The demands of winter and spring for revolution by the masses have turned into summery reaffirmations of regular party authority. Indeed, the leadership of the party has been made nothing less than sacrosanct. As People's Daily recently put it, "Of the party, the government, the army, the mass organizations and the cultural and educational institutions, whether in the east, west, south, north or center of our country, it is the party that exercises overall leadership."
Formally, the anti-Lin, anti-Confucius campaign is continuing, but countless newspaper articles and radio broadcasts emphasize that it is being conducted "under the centralized leadership of party committees."
Leftist Factions. Internal conflict is being actively discouraged. The August issue of the theoretical journal Red Flag stresses that "there are 1,000, even 10,000 reasons for being united to face the enemy, but there is not half a single reason for a split." As if to make concrete the spirit of national unity and the rejection of factionalism, 13 high-ranking army officers purged during the Cultural Revolution were rehabilitated last month. The most important of them, Yang Chengwu and Yu Li-chin, were purged in 1968 for sending squads of soldiers to attack the Cultural Revolution headquarters and arresting members of the Cultural Revolutionary leadership.
That alone would seem to augur trouble for the leftist factions within the Peking leadership that have been trying to turn the anti-Confucius ideological campaign into a broad attack on party moderates. The enhanced authority of the regular party apparatus appears to have tipped the power balance in favor of the moderates. Prominent leftists like Chiang Ching, Chairman Mao Tse-tung's wife, and Politburo Member Yao Wenyuan have faded from public view. At the same time, the moderate party leadership that emerged after the Tenth Party Congress a year ago has endured intact. Chou Enlai, whose relative inactivity over the summer led to rumors that he was out of favor, seems now to have been in genuinely poor health. Party Vice Chairman Teng Hsiao-ping, who took over many of Chou's duties, continues to be prominently featured in the press. Significantly too, party members who are associated with China's outgoing foreign policy continue to outrank most of the radicals.

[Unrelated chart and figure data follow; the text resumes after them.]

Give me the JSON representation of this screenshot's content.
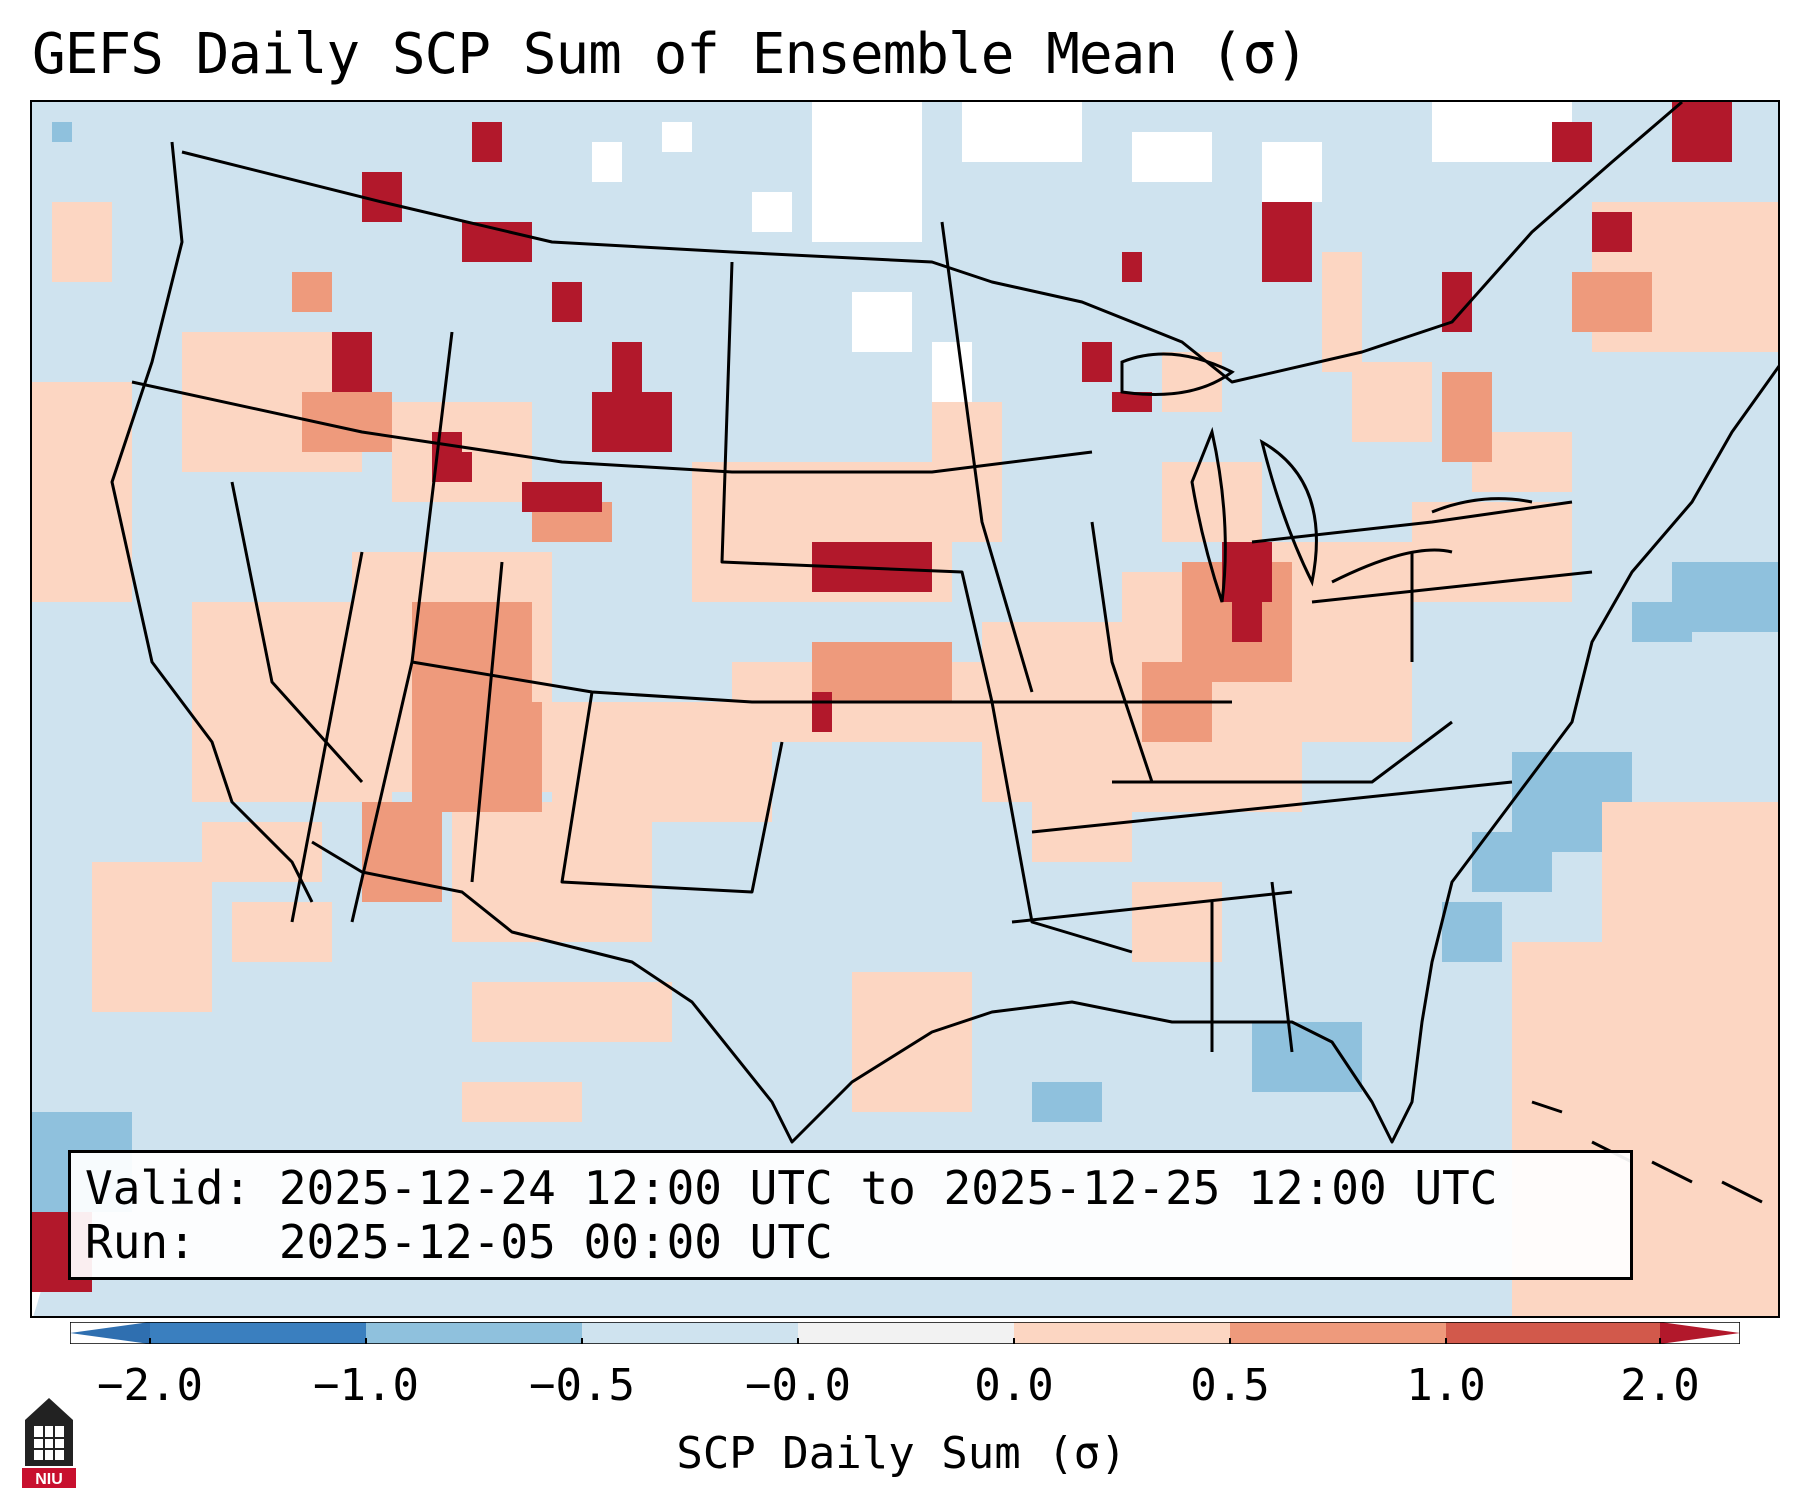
{
  "title": "GEFS Daily SCP Sum of Ensemble Mean (σ)",
  "info": {
    "valid_line": "Valid: 2025-12-24 12:00 UTC to 2025-12-25 12:00 UTC",
    "run_line": "Run:   2025-12-05 00:00 UTC"
  },
  "colorbar": {
    "ticks": [
      "−2.0",
      "−1.0",
      "−0.5",
      "−0.0",
      "0.0",
      "0.5",
      "1.0",
      "2.0"
    ],
    "label": "SCP Daily Sum (σ)",
    "colors": [
      "#3a7fbf",
      "#8fc1dd",
      "#cfe3ef",
      "#f2f2f2",
      "#fcd6c2",
      "#ee9a7c",
      "#d2594b",
      "#b2182b"
    ]
  },
  "logo": {
    "text": "NIU",
    "icon": "niu-logo-icon"
  },
  "map": {
    "region": "Continental United States",
    "background_color": "#cfe3ef"
  }
}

The likeliest explanation for the new move toward unity and moderation appears to be concern over China's economic slowdown. Only a few weeks ago, the Chinese press was reporting that because of the ideological campaign, "a number of leading cadres felt that to be immersed in production would be dangerous." Now the Sinkiang Daily is warning: "Persons who pay no attention to looking into production are not good leaders." The country already faces higher costs for such essential imports as fertilizers and industrial technology, and with population growth continuing at almost 2% a year, even an excellent fall harvest will not significantly increase the per-person share of grain. In the end, it seems, the need for uninterrupted production took priority over the desire for ideological purification.